<p style="font-family: 'Courier New', Courier, monospace; font-size: 30px; font-weight: bold; color: blue;  text-align: left;">
k-NN for Regression 
</p>

In [3]:
# Libraries for data manipulation and visualization
import os
import pickle
import numpy as np
import pandas as pd
import matplotlib.pyplot as plt
import seaborn as sns

# KNN + pipeline + preprocessing
from sklearn.neighbors import KNeighborsRegressor
from sklearn.pipeline import Pipeline
from sklearn.preprocessing import StandardScaler, RobustScaler

# Model selection & evaluation
from sklearn.model_selection import PredefinedSplit, learning_curve
from sklearn.metrics import (
    mean_squared_error, r2_score, mean_absolute_percentage_error, median_absolute_error
)

# Bayesian hyperparameter search
from skopt import BayesSearchCV
from skopt.space import Integer, Real, Categorical

# For the physics-consistency check
from scipy.stats import linregress

# For pretty display (as in your RF cell)
from IPython.display import display

# Housekeeping
import warnings
warnings.filterwarnings("ignore", category=UserWarning, module='skopt')
warnings.filterwarnings("ignore", category=FutureWarning)
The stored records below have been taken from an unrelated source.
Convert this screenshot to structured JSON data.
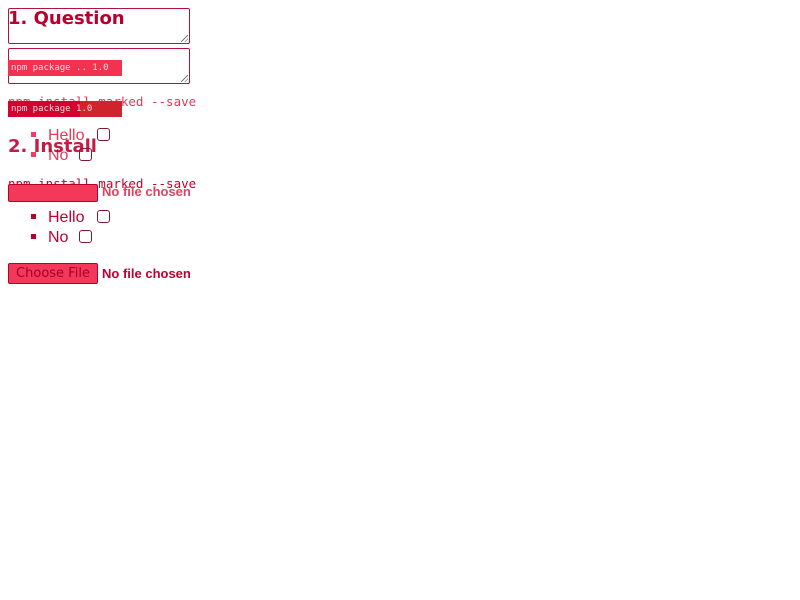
{
  "ghost": {
    "textarea_tag_text": "npm package .. 1.0",
    "code_line": "npm install marked --save",
    "tag_text": "npm package 1.0",
    "options": [
      {
        "label": "Hello"
      },
      {
        "label": "No"
      }
    ],
    "file": {
      "note": "No file chosen"
    }
  },
  "sections": [
    {
      "heading": "1. Question"
    },
    {
      "heading": "2. Install",
      "code_line": "npm install marked --save",
      "options": [
        {
          "label": "Hello"
        },
        {
          "label": "No"
        }
      ],
      "file": {
        "button_label": "Choose File",
        "note": "No file chosen"
      }
    }
  ],
  "colors": {
    "accent": "#b8002f",
    "button_fill": "#f4385a",
    "tag_pink": "#f2324f",
    "tag_red": "#c8001f"
  }
}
<p style="font-family: 'Courier New', Courier, monospace; font-size: 30px; font-weight: bold; color: blue;  text-align: left;">
Load data & folds
</p>

In [None]:
# Time-aware data load (from Data Preparation.ipynb outputs)

base_path = '../../Comprehensive ML - Files & Plots etc' 

df_train = pd.read_csv(f"{base_path}/train.csv", parse_dates=['time'])
df_test  = pd.read_csv(f"{base_path}/test.csv", parse_dates=['time'])
fold_assignments = np.load(f"{base_path}/train_folds.npy")

feature_names = [
    'distance', 'frequency', 'c_walls', 'w_walls', 'co2', 'humidity',
    'pm25', 'pressure', 'temperature', 'snr'
]

X_train = df_train[feature_names].to_numpy()
y_train = df_train['PL'].to_numpy()
X_test  = df_test[feature_names].to_numpy()
y_test  = df_test['PL'].to_numpy()

time_train = df_train['time'].to_numpy()
time_test  = df_test['time'].to_numpy()

ps = PredefinedSplit(fold_assignments)  # reuse the time-aware folds

print(f"Train: {len(df_train)} rows, Test: {len(df_test)} rows")
print(f"Train window: {df_train.time.min()} -> {df_train.time.max()}")
print(f"Test window:  {df_test.time.min()} -> {df_test.time.max()}")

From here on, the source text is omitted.